Et globalement, cette reprise molle intervient dans un secteur qui a particulièrement souffert de la crise, avec mise à l'arrêt de son activité, et «stop and go», au gré des vagues épidémiques et des évolutions des restrictions sanitaires, particulièrement délétères. Même dans une branche relativement préservée, celle de l’hôtellerie de plein air, certains établissements, qui travaillent avec une clientèle anglo-saxonne, notamment, ont perdu jusqu'à 70% de leur chiffre d'affaires.
Rembourser ou investir
Dans ce contexte, après avoir constitué un soutien précieux, le PGE est en train de devenir un fardeau insoutenable pour les entreprises, argumentent les professionnels. A l'extrême, «dans notre fédération, 42% des chefs d'entreprise estiment ne pas être en mesure de faire face aux échéances à venir», explique Jean-Sébastien Barrault. L'impact de l'échéance qui s'approche se fait aussi sentir sur la trésorerie des entreprises : «au quotidien, les relations avec les banques sont affectées par la possibilité de rembourser ou pas, tout de suite le PGE. Par exemple, certains établissements n'obtiennent plus les facilités de crédit qu'ils obtenaient avant», témoigne Patrick Labrune, président du Syndicat national des résidences de tourisme et appart hôtels (SNRT).
Mais, surtout, le secteur du tourisme insiste sur le fait que le remboursement du prêt les empêcheraient de réaliser des investissements indispensables. Dans l'événementiel, par exemple «la crise du covid a accéléré les transformations digitales et celles liées au développement durable. Ces enjeux ne constituent pas une découverte, mais les deux années passée ont représenté l'équivalent de six années de transformation», explique Pierre-Louis Roucaries. Chaque secteur fait face à ses propres défis : pour les campings, il s'agit notamment de moderniser les petits campings que les Français ont découverts lors de la pandémie, dans les «départements verts», afin de pérenniser cette pratique.

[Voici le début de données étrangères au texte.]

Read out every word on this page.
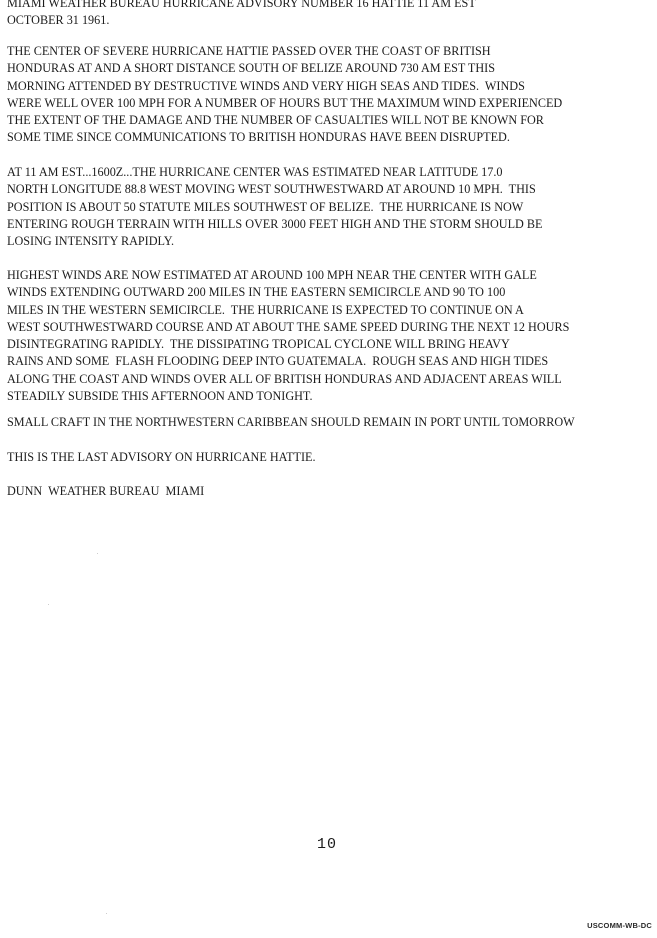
MIAMI WEATHER BUREAU HURRICANE ADVISORY NUMBER 16 HATTIE 11 AM EST
OCTOBER 31 1961.

THE CENTER OF SEVERE HURRICANE HATTIE PASSED OVER THE COAST OF BRITISH
HONDURAS AT AND A SHORT DISTANCE SOUTH OF BELIZE AROUND 730 AM EST THIS
MORNING ATTENDED BY DESTRUCTIVE WINDS AND VERY HIGH SEAS AND TIDES.  WINDS
WERE WELL OVER 100 MPH FOR A NUMBER OF HOURS BUT THE MAXIMUM WIND EXPERIENCED
THE EXTENT OF THE DAMAGE AND THE NUMBER OF CASUALTIES WILL NOT BE KNOWN FOR
SOME TIME SINCE COMMUNICATIONS TO BRITISH HONDURAS HAVE BEEN DISRUPTED.

AT 11 AM EST...1600Z...THE HURRICANE CENTER WAS ESTIMATED NEAR LATITUDE 17.0
NORTH LONGITUDE 88.8 WEST MOVING WEST SOUTHWESTWARD AT AROUND 10 MPH.  THIS
POSITION IS ABOUT 50 STATUTE MILES SOUTHWEST OF BELIZE.  THE HURRICANE IS NOW
ENTERING ROUGH TERRAIN WITH HILLS OVER 3000 FEET HIGH AND THE STORM SHOULD BE
LOSING INTENSITY RAPIDLY.

HIGHEST WINDS ARE NOW ESTIMATED AT AROUND 100 MPH NEAR THE CENTER WITH GALE
WINDS EXTENDING OUTWARD 200 MILES IN THE EASTERN SEMICIRCLE AND 90 TO 100
MILES IN THE WESTERN SEMICIRCLE.  THE HURRICANE IS EXPECTED TO CONTINUE ON A
WEST SOUTHWESTWARD COURSE AND AT ABOUT THE SAME SPEED DURING THE NEXT 12 HOURS
DISINTEGRATING RAPIDLY.  THE DISSIPATING TROPICAL CYCLONE WILL BRING HEAVY
RAINS AND SOME  FLASH FLOODING DEEP INTO GUATEMALA.  ROUGH SEAS AND HIGH TIDES
ALONG THE COAST AND WINDS OVER ALL OF BRITISH HONDURAS AND ADJACENT AREAS WILL
STEADILY SUBSIDE THIS AFTERNOON AND TONIGHT.

SMALL CRAFT IN THE NORTHWESTERN CARIBBEAN SHOULD REMAIN IN PORT UNTIL TOMORROW

THIS IS THE LAST ADVISORY ON HURRICANE HATTIE.

DUNN  WEATHER BUREAU  MIAMI

10
USCOMM-WB-DC
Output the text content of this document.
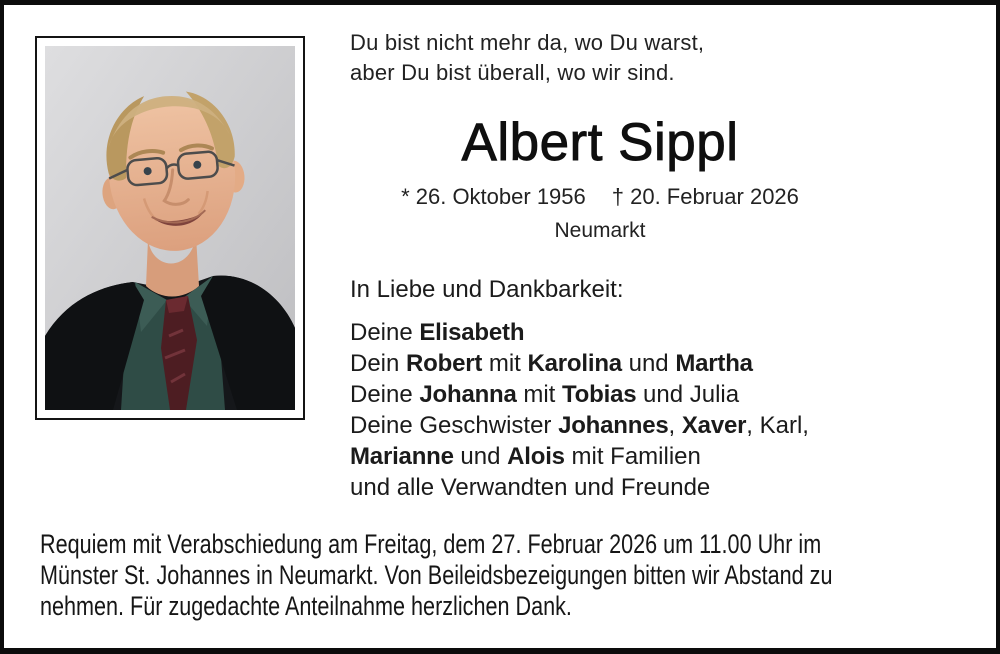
Du bist nicht mehr da, wo Du warst,
aber Du bist überall, wo wir sind.
Albert Sippl
* 26. Oktober 1956 † 20. Februar 2026
Neumarkt
In Liebe und Dankbarkeit:
Deine Elisabeth
Dein Robert mit Karolina und Martha
Deine Johanna mit Tobias und Julia
Deine Geschwister Johannes, Xaver, Karl,
Marianne und Alois mit Familien
und alle Verwandten und Freunde
Requiem mit Verabschiedung am Freitag, dem 27. Februar 2026 um 11.00 Uhr im
Münster St. Johannes in Neumarkt. Von Beileidsbezeigungen bitten wir Abstand zu
nehmen. Für zugedachte Anteilnahme herzlichen Dank.
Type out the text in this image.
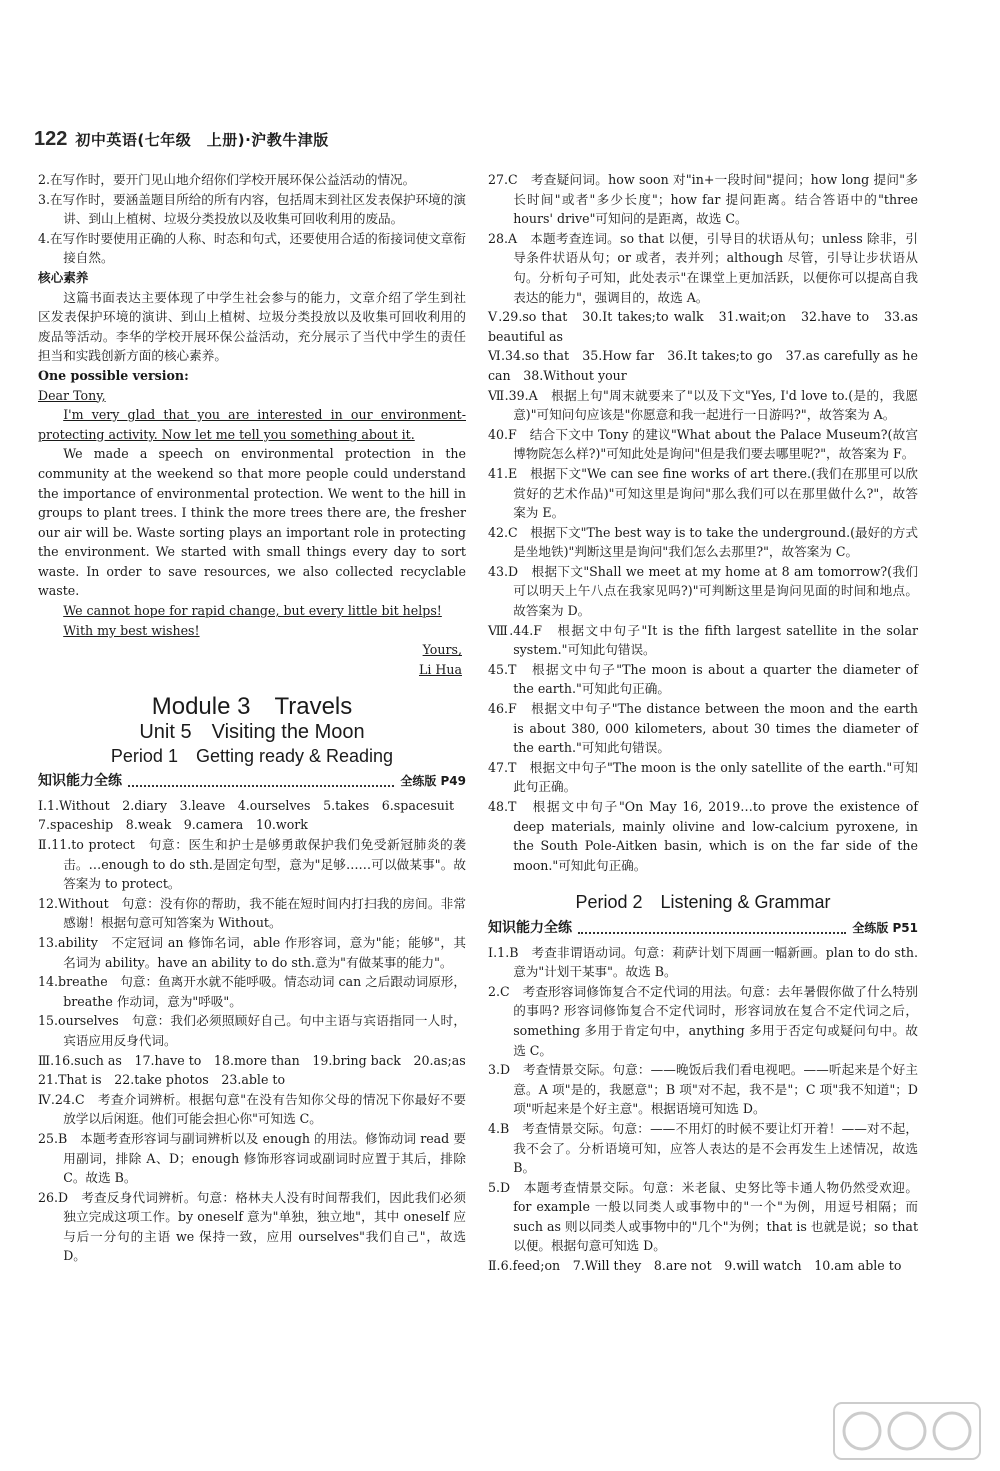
122 初中英语(七年级　上册)·沪教牛津版

2.在写作时，要开门见山地介绍你们学校开展环保公益活动的情况。

3.在写作时，要涵盖题目所给的所有内容，包括周末到社区发表保护环境的演讲、到山上植树、垃圾分类投放以及收集可回收利用的废品。

4.在写作时要使用正确的人称、时态和句式，还要使用合适的衔接词使文章衔接自然。

核心素养

这篇书面表达主要体现了中学生社会参与的能力，文章介绍了学生到社区发表保护环境的演讲、到山上植树、垃圾分类投放以及收集可回收利用的废品等活动。李华的学校开展环保公益活动，充分展示了当代中学生的责任担当和实践创新方面的核心素养。

One possible version:

Dear Tony,

I'm very glad that you are interested in our environment-protecting activity. Now let me tell you something about it.

We made a speech on environmental protection in the community at the weekend so that more people could understand the importance of environmental protection. We went to the hill in groups to plant trees. I think the more trees there are, the fresher our air will be. Waste sorting plays an important role in protecting the environment. We started with small things every day to sort waste. In order to save resources, we also collected recyclable waste.

We cannot hope for rapid change, but every little bit helps!

With my best wishes!

Yours,

Li Hua

Module 3　Travels
Unit 5　Visiting the Moon
Period 1　Getting ready & Reading
知识能力全练	全练版 P49

Ⅰ.1.Without　2.diary　3.leave　4.ourselves　5.takes　6.spacesuit

7.spaceship　8.weak　9.camera　10.work

Ⅱ.11.to protect　句意：医生和护士是够勇敢保护我们免受新冠肺炎的袭击。…enough to do sth.是固定句型，意为"足够……可以做某事"。故答案为 to protect。

12.Without　句意：没有你的帮助，我不能在短时间内打扫我的房间。非常感谢！根据句意可知答案为 Without。

13.ability　不定冠词 an 修饰名词，able 作形容词，意为"能；能够"，其名词为 ability。have an ability to do sth.意为"有做某事的能力"。

14.breathe　句意：鱼离开水就不能呼吸。情态动词 can 之后跟动词原形，breathe 作动词，意为"呼吸"。

15.ourselves　句意：我们必须照顾好自己。句中主语与宾语指同一人时，宾语应用反身代词。

Ⅲ.16.such as　17.have to　18.more than　19.bring back　20.as;as

21.That is　22.take photos　23.able to

Ⅳ.24.C　考查介词辨析。根据句意"在没有告知你父母的情况下你最好不要放学以后闲逛。他们可能会担心你"可知选 C。

25.B　本题考查形容词与副词辨析以及 enough 的用法。修饰动词 read 要用副词，排除 A、D；enough 修饰形容词或副词时应置于其后，排除 C。故选 B。

26.D　考查反身代词辨析。句意：格林夫人没有时间帮我们，因此我们必须独立完成这项工作。by oneself 意为"单独，独立地"，其中 oneself 应与后一分句的主语 we 保持一致，应用 ourselves"我们自己"，故选 D。

27.C　考查疑问词。how soon 对"in+一段时间"提问；how long 提问"多长时间"或者"多少长度"；how far 提问距离。结合答语中的"three hours' drive"可知问的是距离，故选 C。

28.A　本题考查连词。so that 以便，引导目的状语从句；unless 除非，引导条件状语从句；or 或者，表并列；although 尽管，引导让步状语从句。分析句子可知，此处表示"在课堂上更加活跃，以便你可以提高自我表达的能力"，强调目的，故选 A。

Ⅴ.29.so that　30.It takes;to walk　31.wait;on　32.have to　33.as beautiful as

Ⅵ.34.so that　35.How far　36.It takes;to go　37.as carefully as he can　38.Without your

Ⅶ.39.A　根据上句"周末就要来了"以及下文"Yes, I'd love to.(是的，我愿意)"可知问句应该是"你愿意和我一起进行一日游吗?"，故答案为 A。

40.F　结合下文中 Tony 的建议"What about the Palace Museum?(故宫博物院怎么样?)"可知此处是询问"但是我们要去哪里呢?"，故答案为 F。

41.E　根据下文"We can see fine works of art there.(我们在那里可以欣赏好的艺术作品)"可知这里是询问"那么我们可以在那里做什么?"，故答案为 E。

42.C　根据下文"The best way is to take the underground.(最好的方式是坐地铁)"判断这里是询问"我们怎么去那里?"，故答案为 C。

43.D　根据下文"Shall we meet at my home at 8 am tomorrow?(我们可以明天上午八点在我家见吗?)"可判断这里是询问见面的时间和地点。故答案为 D。

Ⅷ.44.F　根据文中句子"It is the fifth largest satellite in the solar system."可知此句错误。

45.T　根据文中句子"The moon is about a quarter the diameter of the earth."可知此句正确。

46.F　根据文中句子"The distance between the moon and the earth is about 380, 000 kilometers, about 30 times the diameter of the earth."可知此句错误。

47.T　根据文中句子"The moon is the only satellite of the earth."可知此句正确。

48.T　根据文中句子"On May 16, 2019…to prove the existence of deep materials, mainly olivine and low-calcium pyroxene, in the South Pole-Aitken basin, which is on the far side of the moon."可知此句正确。

Period 2　Listening & Grammar
知识能力全练	全练版 P51

Ⅰ.1.B　考查非谓语动词。句意：莉萨计划下周画一幅新画。plan to do sth.意为"计划干某事"。故选 B。

2.C　考查形容词修饰复合不定代词的用法。句意：去年暑假你做了什么特别的事吗? 形容词修饰复合不定代词时，形容词放在复合不定代词之后，something 多用于肯定句中，anything 多用于否定句或疑问句中。故选 C。

3.D　考查情景交际。句意：——晚饭后我们看电视吧。——听起来是个好主意。A 项"是的，我愿意"；B 项"对不起，我不是"；C 项"我不知道"；D 项"听起来是个好主意"。根据语境可知选 D。

4.B　考查情景交际。句意：——不用灯的时候不要让灯开着！——对不起，我不会了。分析语境可知，应答人表达的是不会再发生上述情况，故选 B。

5.D　本题考查情景交际。句意：米老鼠、史努比等卡通人物仍然受欢迎。for example 一般以同类人或事物中的"一个"为例，用逗号相隔；而 such as 则以同类人或事物中的"几个"为例；that is 也就是说；so that 以便。根据句意可知选 D。

Ⅱ.6.feed;on　7.Will they　8.are not　9.will watch　10.am able to
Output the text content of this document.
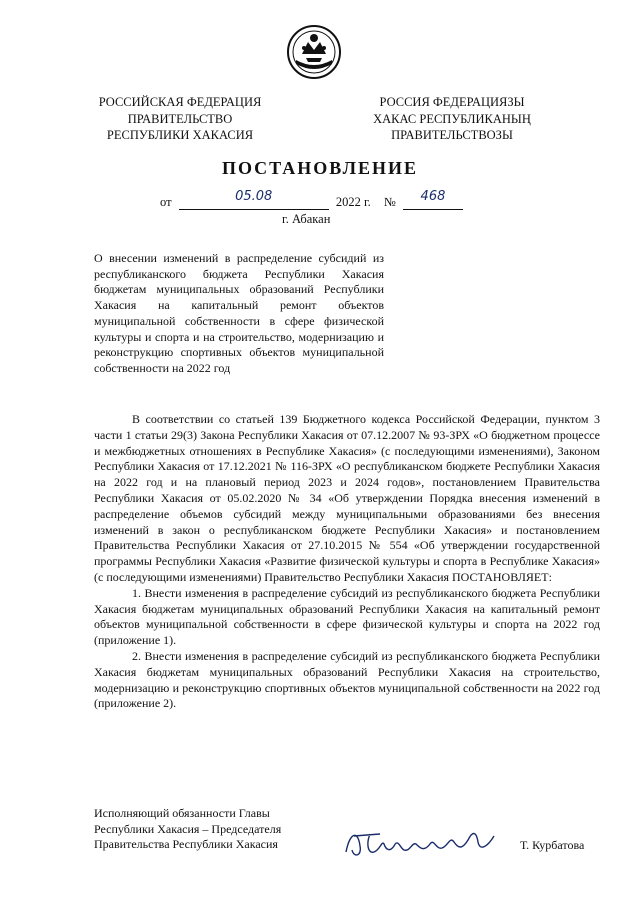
РОССИЙСКАЯ ФЕДЕРАЦИЯ
ПРАВИТЕЛЬСТВО
РЕСПУБЛИКИ ХАКАСИЯ
РОССИЯ ФЕДЕРАЦИЯЗЫ
ХАКАС РЕСПУБЛИКАНЫҢ
ПРАВИТЕЛЬСТВОЗЫ
ПОСТАНОВЛЕНИЕ
от	05.08	2022 г. № 468
г. Абакан
О внесении изменений в распределение субсидий из республиканского бюджета Республики Хакасия бюджетам муниципальных образований Республики Хакасия на капитальный ремонт объектов муниципальной собственности в сфере физической культуры и спорта и на строительство, модернизацию и реконструкцию спортивных объектов муниципальной собственности на 2022 год

В соответствии со статьей 139 Бюджетного кодекса Российской Федерации, пунктом 3 части 1 статьи 29(3) Закона Республики Хакасия от 07.12.2007 № 93-ЗРХ «О бюджетном процессе и межбюджетных отношениях в Республике Хакасия» (с последующими изменениями), Законом Республики Хакасия от 17.12.2021 № 116-ЗРХ «О республиканском бюджете Республики Хакасия на 2022 год и на плановый период 2023 и 2024 годов», постановлением Правительства Республики Хакасия от 05.02.2020 № 34 «Об утверждении Порядка внесения изменений в распределение объемов субсидий между муниципальными образованиями без внесения изменений в закон о республиканском бюджете Республики Хакасия» и постановлением Правительства Республики Хакасия от 27.10.2015 № 554 «Об утверждении государственной программы Республики Хакасия «Развитие физической культуры и спорта в Республике Хакасия» (с последующими изменениями) Правительство Республики Хакасия ПОСТАНОВЛЯЕТ:

1. Внести изменения в распределение субсидий из республиканского бюджета Республики Хакасия бюджетам муниципальных образований Республики Хакасия на капитальный ремонт объектов муниципальной собственности в сфере физической культуры и спорта на 2022 год (приложение 1).

2. Внести изменения в распределение субсидий из республиканского бюджета Республики Хакасия бюджетам муниципальных образований Республики Хакасия на строительство, модернизацию и реконструкцию спортивных объектов муниципальной собственности на 2022 год (приложение 2).

Исполняющий обязанности Главы
Республики Хакасия – Председателя
Правительства Республики Хакасия	Т. Курбатова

Autre exemple encore, celui du tourisme fluvial, dont la plupart des entreprises avaient des projets de «verdissement» de la flotte, restés à quai en raison de la pandémie. «Aujourd'hui, il y a une difficulté à engager ces énormes investissements . Or, pour les Jeux Olympiques de 2024, la dimension fluviale est essentielle. La parade initiale, qui sera regardée par un milliard de téléspectateurs, doit compter 165 bateaux», prévient Frédéric Avierinos, vice-président d'Entreprise fluviales de France (E2F). Jeux Olympiques, Coupe du monde de rugby en 2023...
Pour les professionnels du tourisme, ces événements constituent un enjeu fort et exigent des investissements à la hauteur. En plus de l'apport d'affaires immédiat, ils sont, pour le meilleur ou pour le pire, un moment de visibilité internationale, dans un contexte où la concurrence entre destinations touristiques est rude.